HollySiz, le double musical de Cécile Cassel

Benjamin Chapon

— 

Cécile Cassel, alias Hollysiz, du nom de son projet musical
Cécile Cassel, alias Hollysiz, du nom de son projet musical — Dimitri Coste

 Inconnue mais déjà célèbre, HollySiz cache Cécile Cassel. Fille et sœur de, la comédienne a préféré se cacher sous un pseudonyme et une coloration blond platine pour lancer sa carrière de chanteuse. 

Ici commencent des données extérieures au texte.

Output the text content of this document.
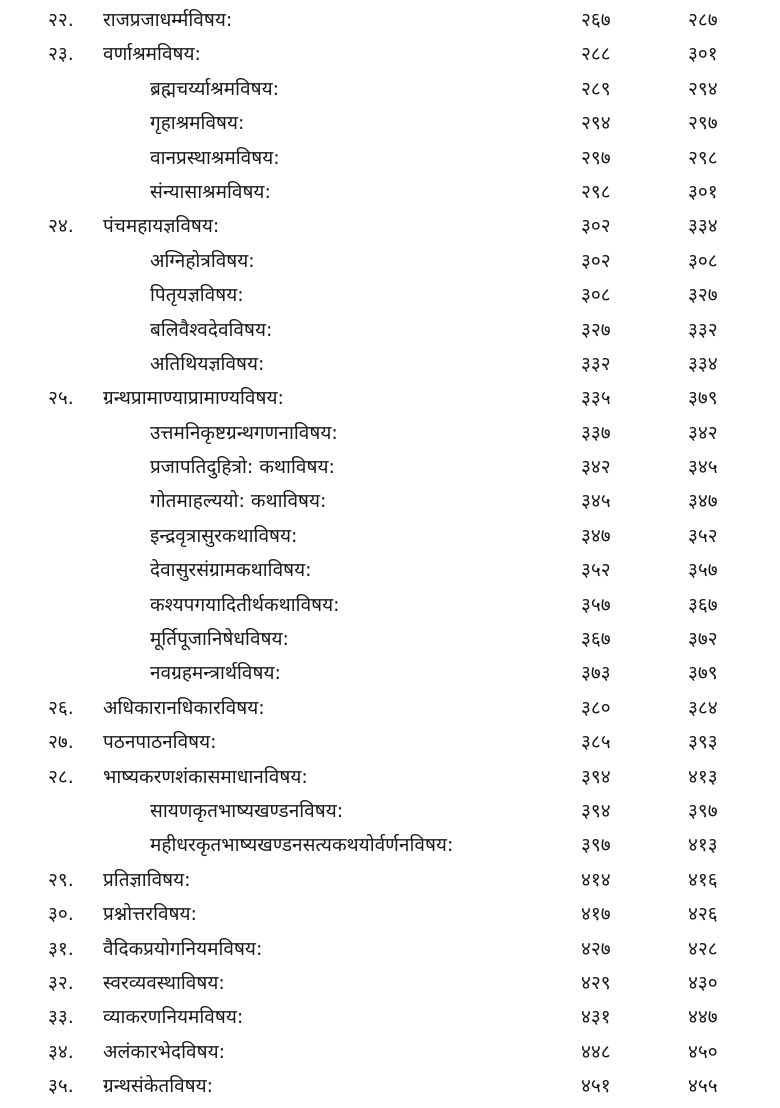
२२. राजप्रजाधर्म्मविषय:	२६७	२८७
२३. वर्णाश्रमविषय:	२८८	३०१
ब्रह्मचर्य्याश्रमविषय:	२८९	२९४
गृहाश्रमविषय:	२९४	२९७
वानप्रस्थाश्रमविषय:	२९७	२९८
संन्यासाश्रमविषय:	२९८	३०१
२४. पंचमहायज्ञविषय:	३०२	३३४
अग्निहोत्रविषय:	३०२	३०८
पितृयज्ञविषय:	३०८	३२७
बलिवैश्वदेवविषय:	३२७	३३२
अतिथियज्ञविषय:	३३२	३३४
२५. ग्रन्थप्रामाण्याप्रामाण्यविषय:	३३५	३७९
उत्तमनिकृष्टग्रन्थगणनाविषय:	३३७	३४२
प्रजापतिदुहित्रो: कथाविषय:	३४२	३४५
गोतमाहल्ययो: कथाविषय:	३४५	३४७
इन्द्रवृत्रासुरकथाविषय:	३४७	३५२
देवासुरसंग्रामकथाविषय:	३५२	३५७
कश्यपगयादितीर्थकथाविषय:	३५७	३६७
मूर्तिपूजानिषेधविषय:	३६७	३७२
नवग्रहमन्त्रार्थविषय:	३७३	३७९
२६. अधिकारानधिकारविषय:	३८०	३८४
२७. पठनपाठनविषय:	३८५	३९३
२८. भाष्यकरणशंकासमाधानविषय:	३९४	४१३
सायणकृतभाष्यखण्डनविषय:	३९४	३९७
महीधरकृतभाष्यखण्डनसत्यकथयोर्वर्णनविषय:	३९७	४१३
२९. प्रतिज्ञाविषय:	४१४	४१६
३०. प्रश्नोत्तरविषय:	४१७	४२६
३१. वैदिकप्रयोगनियमविषय:	४२७	४२८
३२. स्वरव्यवस्थाविषय:	४२९	४३०
३३. व्याकरणनियमविषय:	४३१	४४७
३४. अलंकारभेदविषय:	४४८	४५०
३५. ग्रन्थसंकेतविषय:	४५१	४५५
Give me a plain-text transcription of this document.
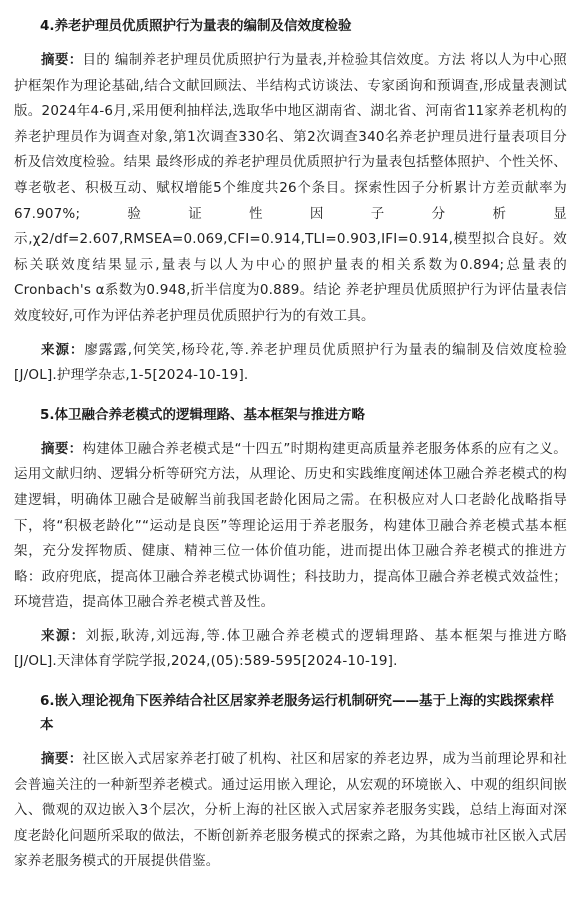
4.养老护理员优质照护行为量表的编制及信效度检验

摘要：目的 编制养老护理员优质照护行为量表,并检验其信效度。方法 将以人为中心照护框架作为理论基础,结合文献回顾法、半结构式访谈法、专家函询和预调查,形成量表测试版。2024年4-6月,采用便利抽样法,选取华中地区湖南省、湖北省、河南省11家养老机构的养老护理员作为调查对象,第1次调查330名、第2次调查340名养老护理员进行量表项目分析及信效度检验。结果 最终形成的养老护理员优质照护行为量表包括整体照护、个性关怀、尊老敬老、积极互动、赋权增能5个维度共26个条目。探索性因子分析累计方差贡献率为67.907%;验证性因子分析显示,χ2/df=2.607,RMSEA=0.069,CFI=0.914,TLI=0.903,IFI=0.914,模型拟合良好。效标关联效度结果显示,量表与以人为中心的照护量表的相关系数为0.894;总量表的Cronbach's α系数为0.948,折半信度为0.889。结论 养老护理员优质照护行为评估量表信效度较好,可作为评估养老护理员优质照护行为的有效工具。

来源：廖露露,何笑笑,杨玲花,等.养老护理员优质照护行为量表的编制及信效度检验[J/OL].护理学杂志,1-5[2024-10-19].

5.体卫融合养老模式的逻辑理路、基本框架与推进方略

摘要：构建体卫融合养老模式是“十四五”时期构建更高质量养老服务体系的应有之义。运用文献归纳、逻辑分析等研究方法，从理论、历史和实践维度阐述体卫融合养老模式的构建逻辑，明确体卫融合是破解当前我国老龄化困局之需。在积极应对人口老龄化战略指导下，将“积极老龄化”“运动是良医”等理论运用于养老服务，构建体卫融合养老模式基本框架，充分发挥物质、健康、精神三位一体价值功能，进而提出体卫融合养老模式的推进方略：政府兜底，提高体卫融合养老模式协调性；科技助力，提高体卫融合养老模式效益性；环境营造，提高体卫融合养老模式普及性。

来源：刘振,耿涛,刘远海,等.体卫融合养老模式的逻辑理路、基本框架与推进方略[J/OL].天津体育学院学报,2024,(05):589-595[2024-10-19].

6.嵌入理论视角下医养结合社区居家养老服务运行机制研究——基于上海的实践探索样本

摘要：社区嵌入式居家养老打破了机构、社区和居家的养老边界，成为当前理论界和社会普遍关注的一种新型养老模式。通过运用嵌入理论，从宏观的环境嵌入、中观的组织间嵌入、微观的双边嵌入3个层次，分析上海的社区嵌入式居家养老服务实践，总结上海面对深度老龄化问题所采取的做法，不断创新养老服务模式的探索之路，为其他城市社区嵌入式居家养老服务模式的开展提供借鉴。
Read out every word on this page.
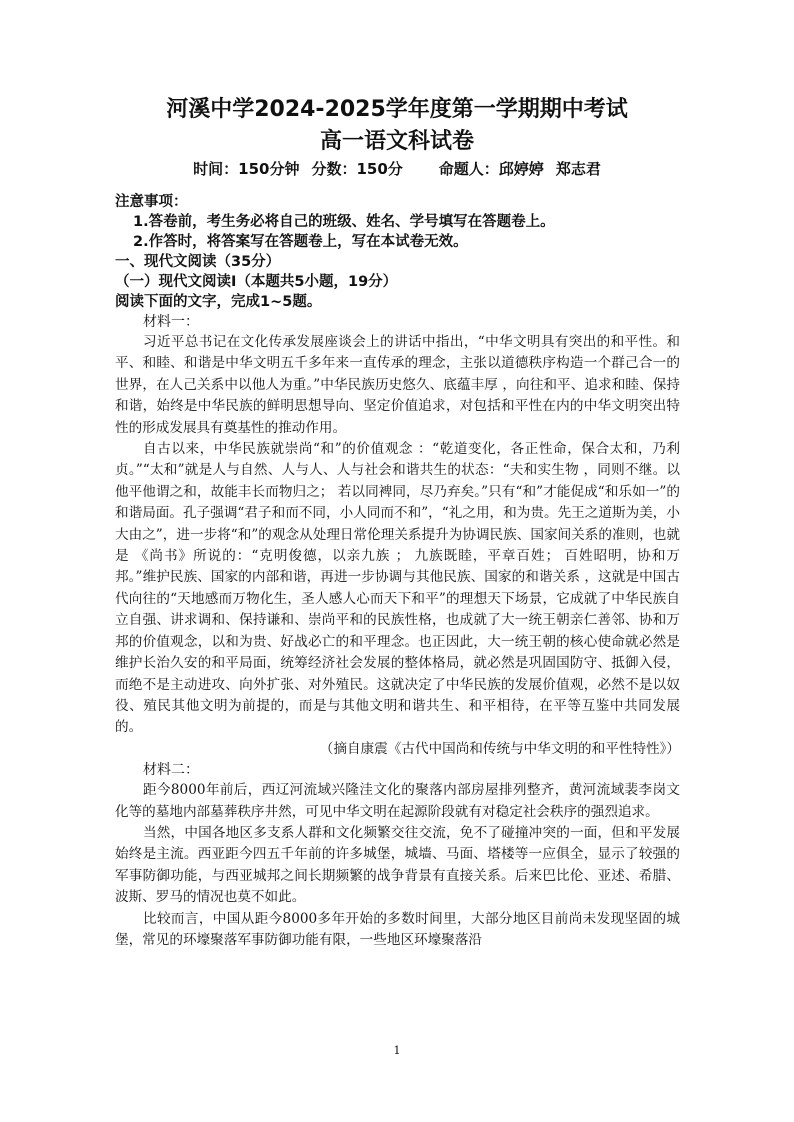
河溪中学2024-2025学年度第一学期期中考试
高一语文科试卷
时间：150分钟 分数：150分 命题人：邱婷婷 郑志君
注意事项：
1.答卷前，考生务必将自己的班级、姓名、学号填写在答题卷上。
2.作答时，将答案写在答题卷上，写在本试卷无效。
一、现代文阅读（35分）
（一）现代文阅读Ⅰ（本题共5小题，19分）
阅读下面的文字，完成1~5题。
材料一：

习近平总书记在文化传承发展座谈会上的讲话中指出，“中华文明具有突出的和平性。和平、和睦、和谐是中华文明五千多年来一直传承的理念，主张以道德秩序构造一个群己合一的世界，在人己关系中以他人为重。”中华民族历史悠久、底蕴丰厚 ，向往和平、追求和睦、保持和谐，始终是中华民族的鲜明思想导向、坚定价值追求，对包括和平性在内的中华文明突出特性的形成发展具有奠基性的推动作用。

自古以来，中华民族就崇尚“和”的价值观念 ：“乾道变化，各正性命，保合太和，乃利贞。”“太和”就是人与自然、人与人、人与社会和谐共生的状态：“夫和实生物 ，同则不继。以他平他谓之和，故能丰长而物归之； 若以同裨同，尽乃弃矣。”只有“和”才能促成“和乐如一”的和谐局面。孔子强调“君子和而不同，小人同而不和”，“礼之用，和为贵。先王之道斯为美，小大由之”，进一步将“和”的观念从处理日常伦理关系提升为协调民族、国家间关系的准则，也就是 《尚书》所说的：“克明俊德，以亲九族 ； 九族既睦，平章百姓； 百姓昭明，协和万邦。”维护民族、国家的内部和谐，再进一步协调与其他民族、国家的和谐关系 ，这就是中国古代向往的“天地感而万物化生，圣人感人心而天下和平”的理想天下场景，它成就了中华民族自立自强、讲求调和、保持谦和、崇尚平和的民族性格，也成就了大一统王朝亲仁善邻、协和万邦的价值观念，以和为贵、好战必亡的和平理念。也正因此，大一统王朝的核心使命就必然是维护长治久安的和平局面，统筹经济社会发展的整体格局，就必然是巩固国防守、抵御入侵，而绝不是主动进攻、向外扩张、对外殖民。这就决定了中华民族的发展价值观，必然不是以奴役、殖民其他文明为前提的，而是与其他文明和谐共生、和平相待，在平等互鉴中共同发展的。

（摘自康震《古代中国尚和传统与中华文明的和平性特性》）

材料二：

距今8000年前后，西辽河流域兴隆洼文化的聚落内部房屋排列整齐，黄河流域裴李岗文化等的墓地内部墓葬秩序井然，可见中华文明在起源阶段就有对稳定社会秩序的强烈追求。

当然，中国各地区多支系人群和文化频繁交往交流，免不了碰撞冲突的一面，但和平发展始终是主流。西亚距今四五千年前的许多城堡，城墙、马面、塔楼等一应俱全，显示了较强的军事防御功能，与西亚城邦之间长期频繁的战争背景有直接关系。后来巴比伦、亚述、希腊、波斯、罗马的情况也莫不如此。

比较而言，中国从距今8000多年开始的多数时间里，大部分地区目前尚未发现坚固的城堡，常见的环壕聚落军事防御功能有限，一些地区环壕聚落沿

1
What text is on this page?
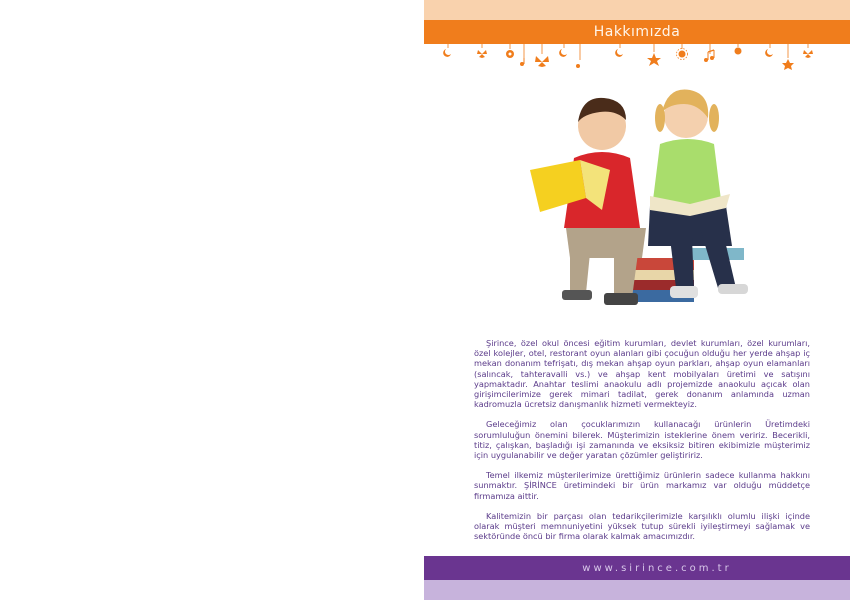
Hakkımızda

Şirince, özel okul öncesi eğitim kurumları, devlet kurumları, özel kurumları, özel kolejler, otel, restorant oyun alanları gibi çocuğun olduğu her yerde ahşap iç mekan donanım tefrişatı, dış mekan ahşap oyun parkları, ahşap oyun elamanları (salıncak, tahteravalli vs.) ve ahşap kent mobilyaları üretimi ve satışını yapmaktadır. Anahtar teslimi anaokulu adlı projemizde anaokulu açıcak olan girişimcilerimize gerek mimari tadilat, gerek donanım anlamında uzman kadromuzla ücretsiz danışmanlık hizmeti vermekteyiz.

Geleceğimiz olan çocuklarımızın kullanacağı ürünlerin Üretimdeki sorumluluğun önemini bilerek. Müşterimizin isteklerine önem veririz. Becerikli, titiz, çalışkan, başladığı işi zamanında ve eksiksiz bitiren ekibimizle müşterimiz için uygulanabilir ve değer yaratan çözümler geliştiririz.

Temel ilkemiz müşterilerimize ürettiğimiz ürünlerin sadece kullanma hakkını sunmaktır. ŞİRİNCE üretimindeki bir ürün markamız var olduğu müddetçe firmamıza aittir.

Kalitemizin bir parçası olan tedarikçilerimizle karşılıklı olumlu ilişki içinde olarak müşteri memnuniyetini yüksek tutup sürekli iyileştirmeyi sağlamak ve sektöründe öncü bir firma olarak kalmak amacımızdır.

www.sirince.com.tr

Son premier album, My name is…, conçu en secret et sans faire valoir les passe-droits que son nom de famille lui offrait, est une compilation de titres électro pop renversants d’efficacité. Dont l’entêtant «Come Back to Dance with Me», l’un des tubes de l’été.
 

 
A la manière d’une Lou Doillon, passée du cinéma à la musique, Cécile Cassel a mis un point d’honneur à écrire et composer toutes les chansons elle-même. «Ce projet me tient à cœur parce que j’en suis la maîtresse de A à Z, explique la jeune femme. J’adore être actrice mais il y a un côté Pinocchio dans ce métier même si j’y mets ma vérité d’artiste. Chanter ma musique, c’est me présenter plus nue et plus vraie en tant qu’individu.»
 

Apprendre les claquettes

Avec le consciencieux et l’appliqué que lui confère sa fraîcheur dans «le métier», HollySiz l’apprend –le métier- pas à pas. Composition, écriture, scène… Elle ne s’est épargné aucune étape. «J’ai même appris à faire des claquettes pour le clip.»
 
Le pas chassé de Fred Astaire mis à part, Cécile Cassel n’a pourtant rien à envier aux plus grands danseurs. Déjà actrice, désormais musicienne, elle a, un temps, pensé devenir danseuse professionnelle.
 

La danse pour thérapie de l’ego

Elle recycle une part de ce vieux rêve avec un album qu’elle a voulu «dansant de bout en bout». S’il fait remuer les gambettes, My Name is remue aussi les tripes avec des titres émouvants, parfois très sombres, et que l’on devine très personnels.
 
«C’est une évidence, je dis beaucoup plus de moi en me cachant sous l’identité HollySiz. D’ailleurs, ce nom est le rapprochement du prénom d’un de mes personnages de cinéma culte et de mon surnom de gamine.»